Send to

1 in 650 Korean seniors pick up cardboard: data

July 10, 2024 - 14:43 By Shin Ji-hye

A senior citizen drags a handcart full of cardboard through the streets of Seoul. (Yonhap)

Older local residents pushing carts laden with discarded cardboard on the street have become a poignant symbol of South Korea’s elderly poverty crisis. These individuals roam the streets collecting cardboard boxes to sell to recycling centers.

According to the Ministry of Welfare on Wednesday, at least 1 out of every 650 South Koreans aged 65 or older engage in the activity to make a living. Between February and May this year, there were 14,831 such individuals.

Their average monthly income, encompassing state livelihood subsidies and pension, stood at 766,000 won ($553). However, it was not disclosed how much of this income comes specifically from cardboard scavenging. Their average age was 78.1 years old.

These are the findings of the ministry’s first nationwide survey on cardboard collectors in the country, compiling and analyzing data from the country’s 229 local administrative entities, including city or county governments.

By region, Seoul had the largest number of older people collecting discarded paper boxes, at 2,530, followed by Gyeonggi Province with 2,511, South Gyeongsang Province with 1,540 and Busan with 1,280.

Regarding their total personal wealth, those with assets of less than 25 million won comprised the largest group, making up 25.2 percent. This was followed by those with assets from 50 million won up to 100 million won at 19.9 percent, and those with assets between 100 million and 150 million won at 13.7 percent.

The largest age group was those 80-84 years old, who were 28.2 percent, followed by the 75-79 age group at 25.2 percent and 70-74 at 17.6 percent.

Poverty plaguing the senior population is a chilling problem in South Korea, even as the country boasts the world’s 13th-largest economy and a per-capita income of $33,745, which ranks No. 22 globally.

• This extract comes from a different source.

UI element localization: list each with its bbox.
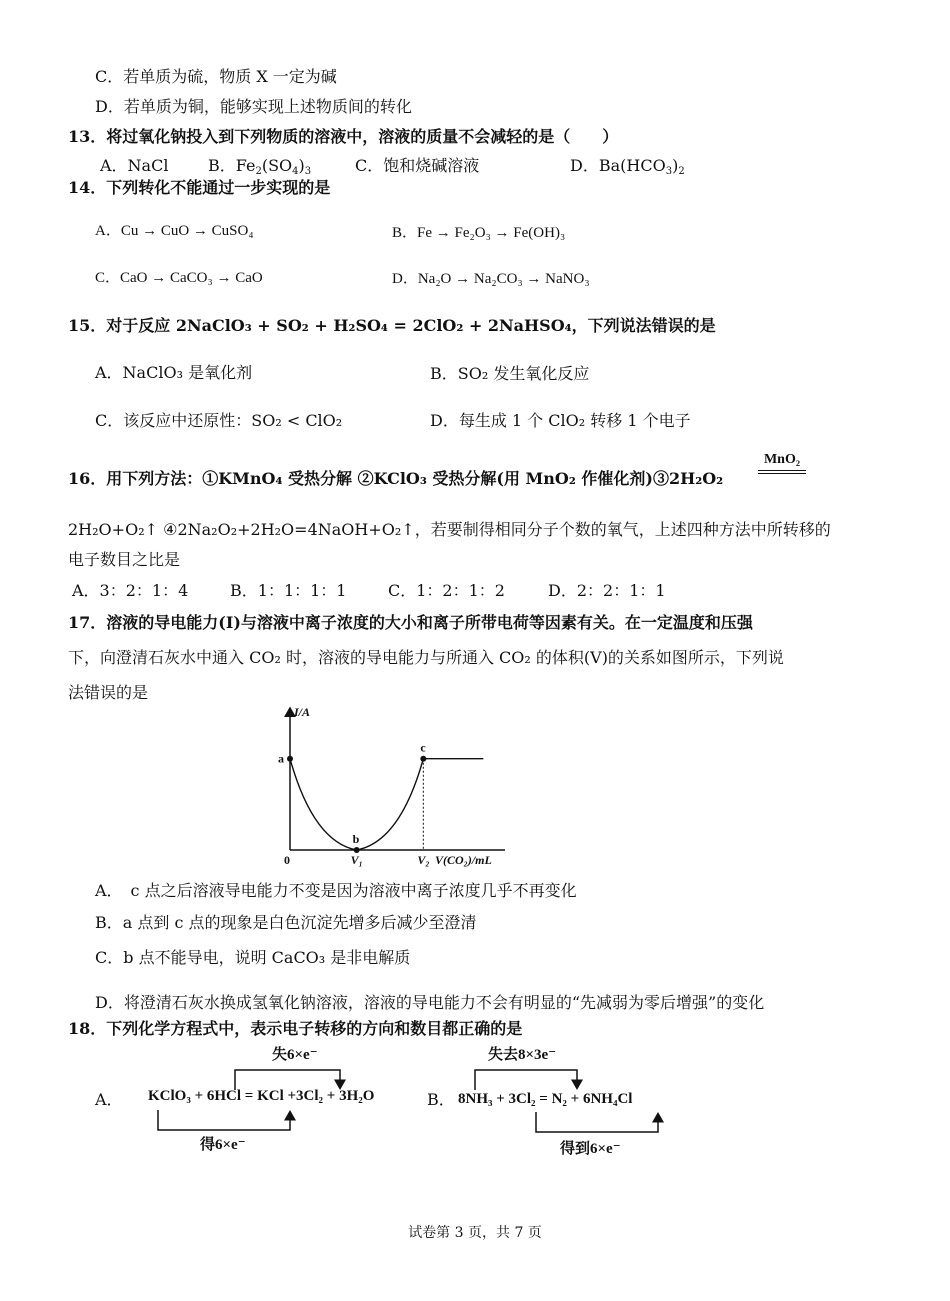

According to the Organization for Economic Cooperation and Development, the nation’s elderly poverty ratio – the proportion with less than half of the median income – stood at 40.4 percent in 2020. The figure was the highest among the 37 OECD members it researched and 2.8 times as higher than the 14.4 percent that is the average for the G5 advanced economies of the US, Japan, the UK, France and Germany.